Serve creates goroutines via the go keyword; each of which tries to get a slot in the channel. In the example there are only 3 slots, so it acts like a semaphore of count 3. When done, each thread returns its slot to the channel, which allows anyone blocked to be woken and continued.
This instantly reminded me of the very first thing you need to do if you ever want to pass Advanced Operating Systems -- write a semaphore server to provide synchronisation within your OS.
In L4, threads communicate with each other via inter-process communication (IPC). IPC messages have a fixed format - you specify a target thread, bundle some data into the available slots in the IPC format and fire it off. By default you block waiting for a reply -- this all happens within a single call for efficiency. On the other side, you can write servers who are listening for remote IPC connections, where everything happens in reverse.

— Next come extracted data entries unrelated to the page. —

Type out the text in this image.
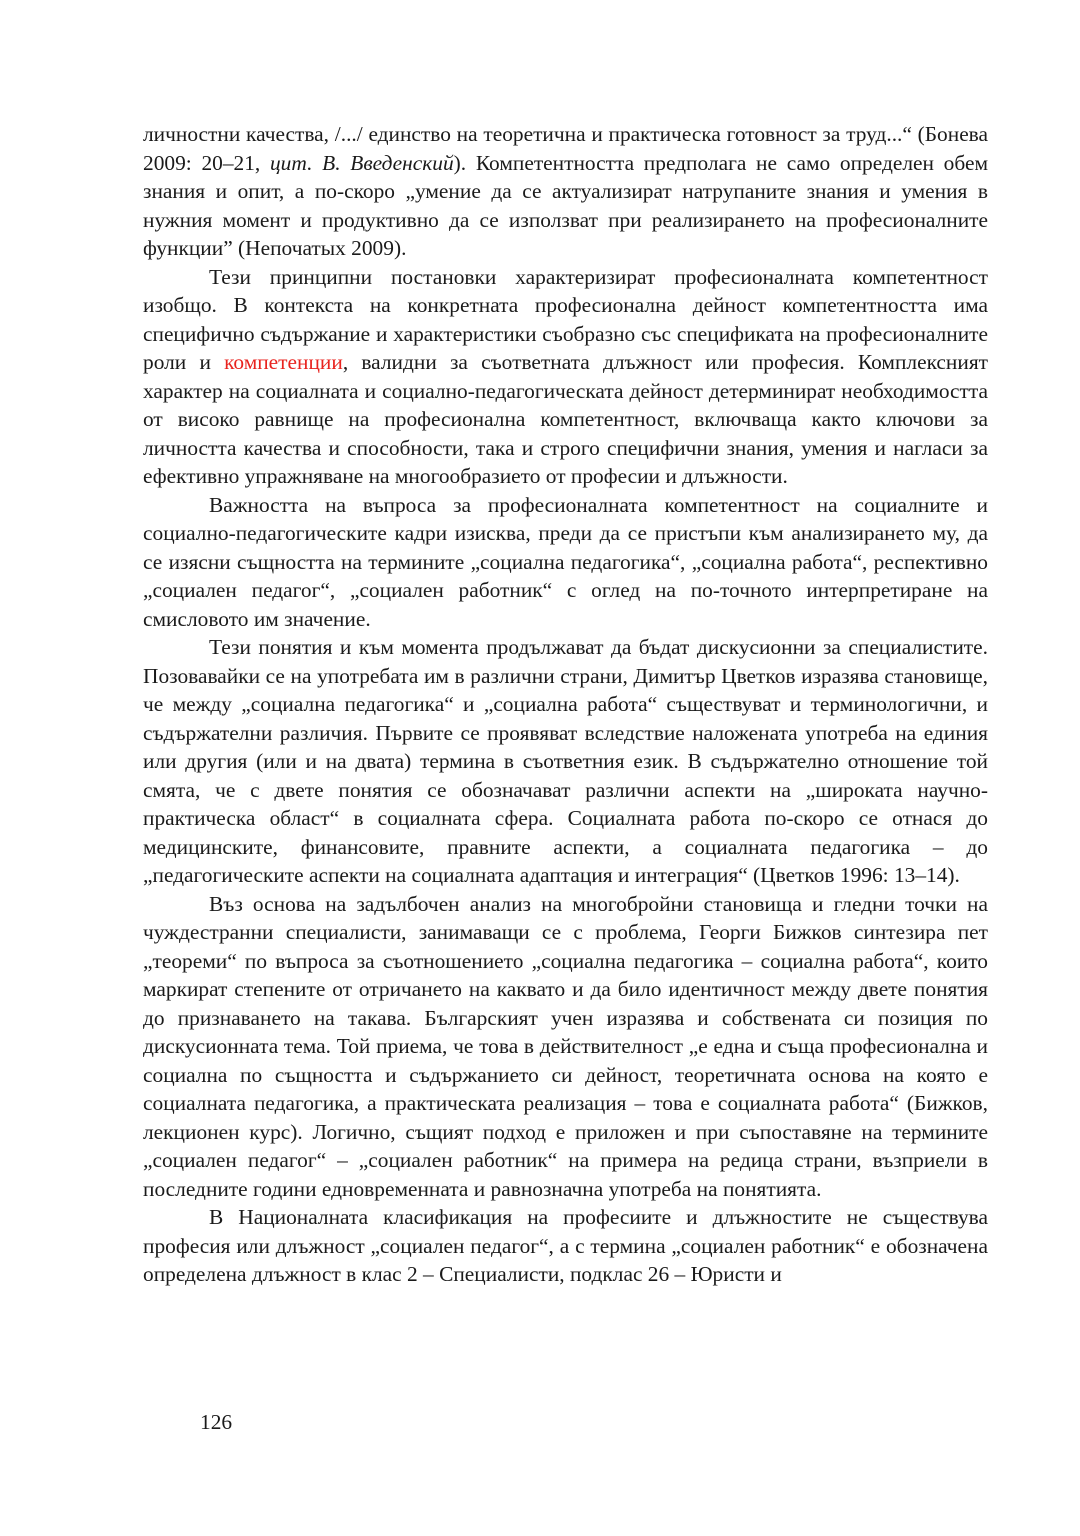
личностни качества, /.../ единство на теоретична и практическа готовност за труд...“ (Бонева 2009: 20–21, цит. В. Введенский). Компетентността предполага не само определен обем знания и опит, а по-скоро „умение да се актуализират натрупаните знания и умения в нужния момент и продуктивно да се използват при реализирането на професионалните функции” (Непочатых 2009).

Тези принципни постановки характеризират професионалната компетентност изобщо. В контекста на конкретната професионална дейност компетентността има специфично съдържание и характеристики съобразно със спецификата на професионалните роли и компетенции, валидни за съответната длъжност или професия. Комплексният характер на социалната и социално-педагогическата дейност детерминират необходимостта от високо равнище на професионална компетентност, включваща както ключови за личността качества и способности, така и строго специфични знания, умения и нагласи за ефективно упражняване на многообразието от професии и длъжности.

Важността на въпроса за професионалната компетентност на социалните и социално-педагогическите кадри изисква, преди да се пристъпи към анализирането му, да се изясни същността на термините „социална педагогика“, „социална работа“, респективно „социален педагог“, „социален работник“ с оглед на по-точното интерпретиране на смисловото им значение.

Тези понятия и към момента продължават да бъдат дискусионни за специалистите. Позовавайки се на употребата им в различни страни, Димитър Цветков изразява становище, че между „социална педагогика“ и „социална работа“ съществуват и терминологични, и съдържателни различия. Първите се проявяват вследствие наложената употреба на единия или другия (или и на двата) термина в съответния език. В съдържателно отношение той смята, че с двете понятия се обозначават различни аспекти на „широката научно-практическа област“ в социалната сфера. Социалната работа по-скоро се отнася до медицинските, финансовите, правните аспекти, а социалната педагогика – до „педагогическите аспекти на социалната адаптация и интеграция“ (Цветков 1996: 13–14).

Въз основа на задълбочен анализ на многобройни становища и гледни точки на чуждестранни специалисти, занимаващи се с проблема, Георги Бижков синтезира пет „теореми“ по въпроса за съотношението „социална педагогика – социална работа“, които маркират степените от отричането на каквато и да било идентичност между двете понятия до признаването на такава. Българският учен изразява и собствената си позиция по дискусионната тема. Той приема, че това в действителност „е една и съща професионална и социална по същността и съдържанието си дейност, теоретичната основа на която е социалната педагогика, а практическата реализация – това е социалната работа“ (Бижков, лекционен курс). Логично, същият подход е приложен и при съпоставяне на термините „социален педагог“ – „социален работник“ на примера на редица страни, възприели в последните години едновременната и равнозначна употреба на понятията.

В Националната класификация на професиите и длъжностите не съществува професия или длъжност „социален педагог“, а с термина „социален работник“ е обозначена определена длъжност в клас 2 – Специалисти, подклас 26 – Юристи и

126
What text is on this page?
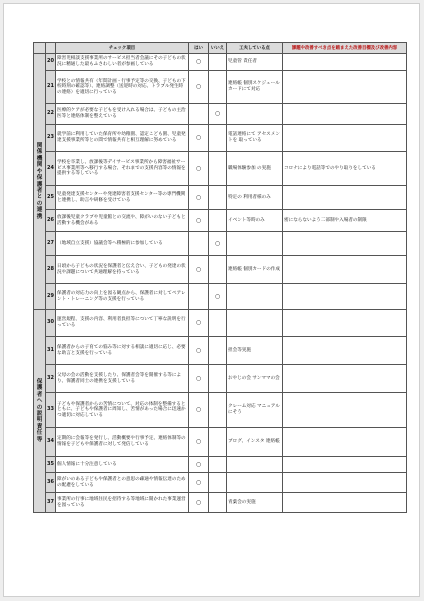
		チェック項目	はい	いいえ	工夫している点	課題や改善すべき点を踏まえた改善目標及び改善内容
関係機関や保護者との連携	20	障害児相談支援事業所のサービス担当者会議にその子どもの状況に精通した最もふさわしい者が参画している	○		児童管 責任者	
	21	学校との情報共有（年間計画・行事予定等の交換、子どもの下校時刻の確認等）、連絡調整（送迎時の対応、トラブル発生時の連絡）を適切に行っている	○		連絡帳 個別スケジュールカードにて対応	
	22	医療的ケアが必要な子どもを受け入れる場合は、子どもの主治医等と連絡体制を整えている		○		
	23	就学前に利用していた保育所や幼稚園、認定こども園、児童発達支援事業所等との間で情報共有と相互理解に努めている	○		電話連絡にて アセスメントを 取っている	
	24	学校を卒業し、放課後等デイサービス事業所から障害福祉サービス事業所等へ移行する場合、それまでの支援内容等の情報を提供する等している	○		職場体験参加 の実施	コロナにより電話等でのやり取りをしている
	25	児童発達支援センターや発達障害者支援センター等の専門機関と連携し、助言や研修を受けている	○		特定の 利用者様のみ	
	26	放課後児童クラブや児童館との交流や、障がいのない子どもと活動する機会がある	○		イベント等時のみ	密にならないよう二部制や入場者の制限
	27	（地域自立支援）協議会等へ積極的に参加している		○		
	28	日頃から子どもの状況を保護者と伝え合い、子どもの発達の状況や課題について共通理解を持っている	○		連絡帳 個別カードの作成	
	29	保護者の対応力の向上を図る観点から、保護者に対してペアレント・トレーニング等の支援を行っている		○		
保護者への説明責任等	30	運営規程、支援の内容、利用者負担等について丁寧な説明を行っている	○			
	31	保護者からの子育ての悩み等に対する相談に適切に応じ、必要な助言と支援を行っている	○		担会等実施	
	32	父母の会の活動を支援したり、保護者会等を開催する等により、保護者同士の連携を支援している	○		おやじの会 サンママの会	
	33	子どもや保護者からの苦情について、対応の体制を整備するとともに、子どもや保護者に周知し、苦情があった場合に迅速かつ適切に対応している	○		クレーム対応 マニュアルにそう	
	34	定期的に会報等を発行し、活動概要や行事予定、連絡体制等の情報を子どもや保護者に対して発信している	○		ブログ、インスタ 連絡帳	
	35	個人情報に十分注意している	○			
	36	障がいのある子どもや保護者との意思の疎通や情報伝達のための配慮をしている	○			
	37	事業所の行事に地域住民を招待する等地域に開かれた事業運営を図っている	○		青葉会の実施	
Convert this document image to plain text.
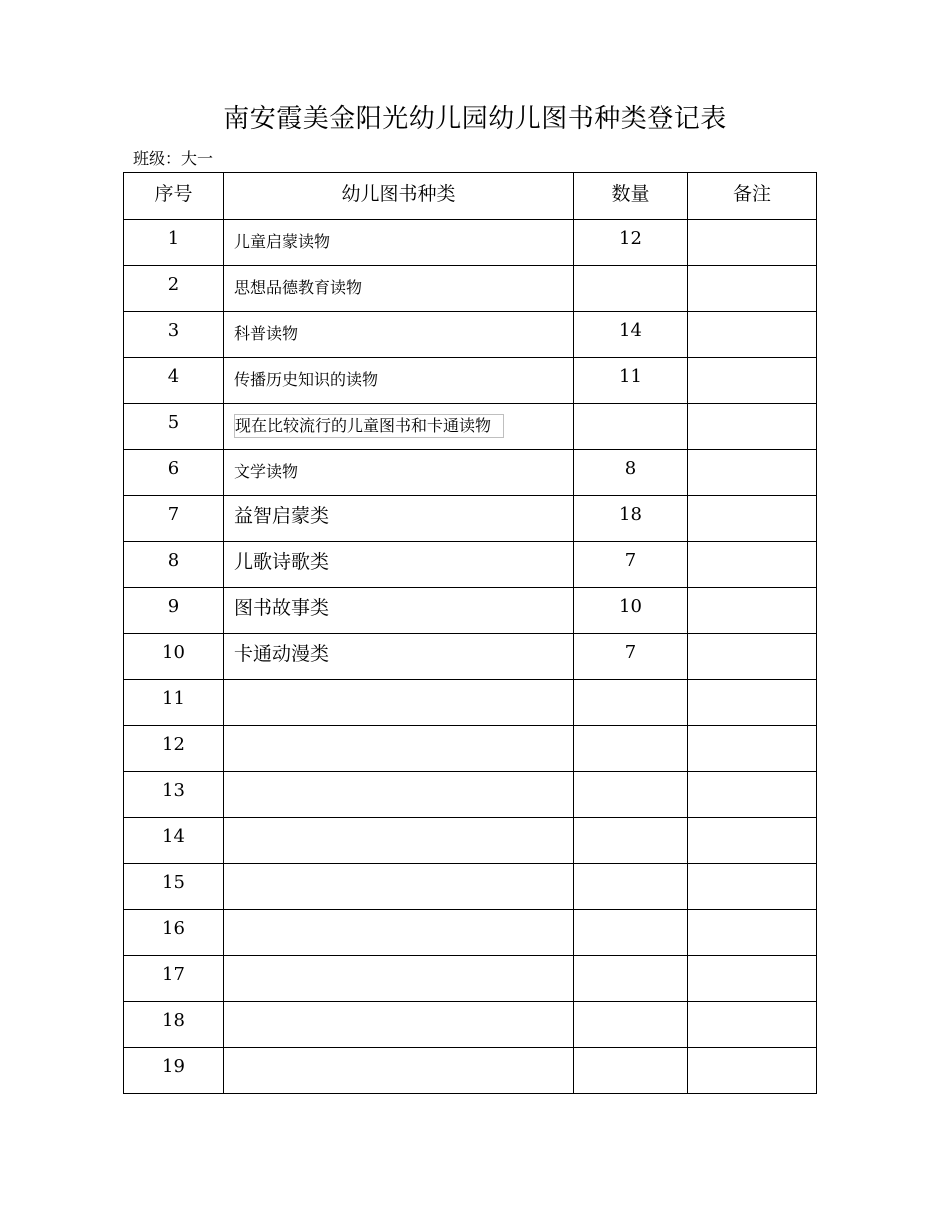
南安霞美金阳光幼儿园幼儿图书种类登记表
班级：大一
序号	幼儿图书种类	数量	备注
1	儿童启蒙读物	12	
2	思想品德教育读物		
3	科普读物	14	
4	传播历史知识的读物	11	
5	现在比较流行的儿童图书和卡通读物		
6	文学读物	8	
7	益智启蒙类	18	
8	儿歌诗歌类	7	
9	图书故事类	10	
10	卡通动漫类	7	
11			
12			
13			
14			
15			
16			
17			
18			
19			
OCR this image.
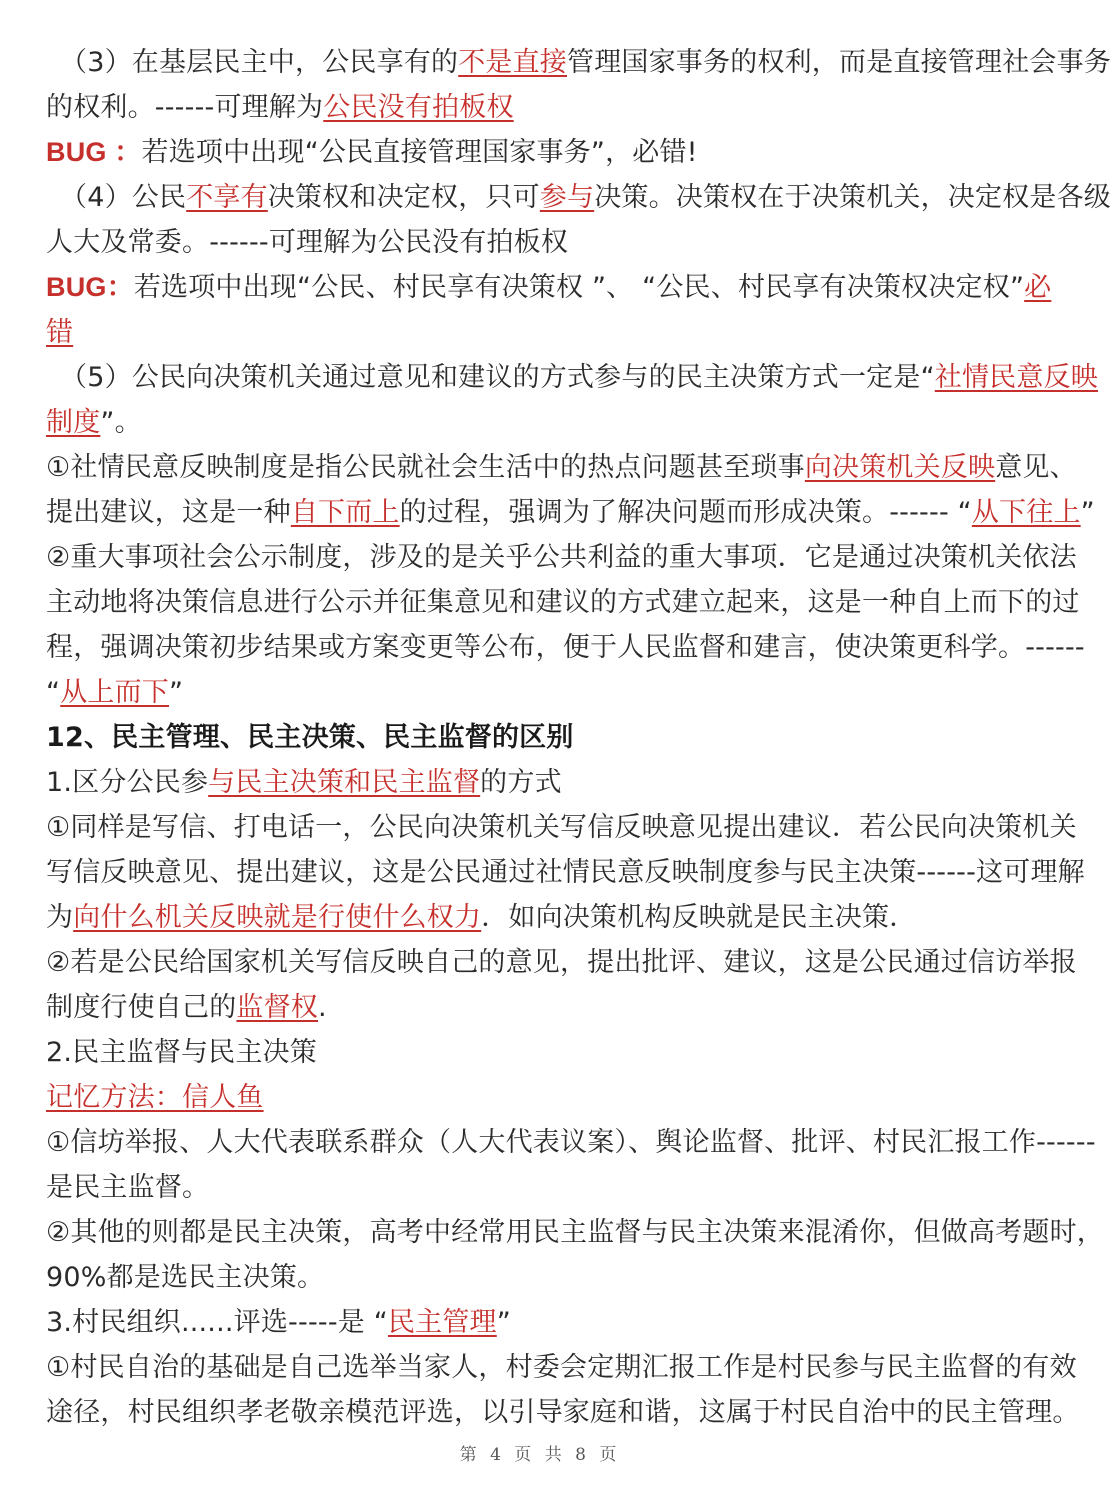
（3）在基层民主中，公民享有的不是直接管理国家事务的权利，而是直接管理社会事务
的权利。------可理解为公民没有拍板权
BUG ：若选项中出现“公民直接管理国家事务”，必错!
（4）公民不享有决策权和决定权，只可参与决策。决策权在于决策机关，决定权是各级
人大及常委。------可理解为公民没有拍板权
BUG：若选项中出现“公民、村民享有决策权 ”、 “公民、村民享有决策权决定权”必
错
（5）公民向决策机关通过意见和建议的方式参与的民主决策方式一定是“社情民意反映
制度”。
①社情民意反映制度是指公民就社会生活中的热点问题甚至琐事向决策机关反映意见、
提出建议，这是一种自下而上的过程，强调为了解决问题而形成决策。------ “从下往上”
②重大事项社会公示制度，涉及的是关乎公共利益的重大事项．它是通过决策机关依法
主动地将决策信息进行公示并征集意见和建议的方式建立起来，这是一种自上而下的过
程，强调决策初步结果或方案变更等公布，便于人民监督和建言，使决策更科学。------
“从上而下”
12、民主管理、民主决策、民主监督的区别
1.区分公民参与民主决策和民主监督的方式
①同样是写信、打电话一，公民向决策机关写信反映意见提出建议．若公民向决策机关
写信反映意见、提出建议，这是公民通过社情民意反映制度参与民主决策------这可理解
为向什么机关反映就是行使什么权力．如向决策机构反映就是民主决策．
②若是公民给国家机关写信反映自己的意见，提出批评、建议，这是公民通过信访举报
制度行使自己的监督权.
2.民主监督与民主决策
记忆方法：信人鱼
①信坊举报、人大代表联系群众（人大代表议案）、舆论监督、批评、村民汇报工作------
是民主监督。
②其他的则都是民主决策，高考中经常用民主监督与民主决策来混淆你，但做高考题时，
90%都是选民主决策。
3.村民组织......评选-----是 “民主管理”
①村民自治的基础是自己选举当家人，村委会定期汇报工作是村民参与民主监督的有效
途径，村民组织孝老敬亲模范评选，以引导家庭和谐，这属于村民自治中的民主管理。
第 4 页 共 8 页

Here's another illustration the of the trivial semaphore server concept Shehjar and I implemented.

Look familiar? Instead of a blocking push of a number into a slot into a channel, you make a blocking IPC call to a remote server.
My point here is that both take the approach of sharing memory via communication. When using IPC, you bundle up all your information into the available slots in the IPC message and send it. When using a channel, you bundle your information into an entry in the channel and call your goroutine. Receiving the IPC is the same as draining a channel - both result in you getting the information that was bundled into it by the caller.
IPC | Go |
---|---|
Start thread | Start goroutine |
New thread blocks listening for IPC message | Goroutine blocks draining empty channel |
Bundle information into IPC message | Bundle data into type of your channel |
Send IPC to new thread | Push data into channel |
Remote thread unbundles IPC | goroutine drains channel and gets data |
Whenever you mention the word "microkernel", people go off the deep-end and one thing they seem to forget about is the inherent advantages of sharing state only via communication. As soon as you do that, you've broken open an amazing new tool for concurrency, which is now implicitly implied. By communicating via messages/channels rather than shared global state, it doesn't matter where you run! One of those threads in the example could be running on another computer in your cloud, marshalling up it's IPC messages/channel entries and sending them over TCP/IP -- nobody would care!
At any rate, do not communicate by sharing memory; instead, share memory by communicating is certainly an idea whose time has come.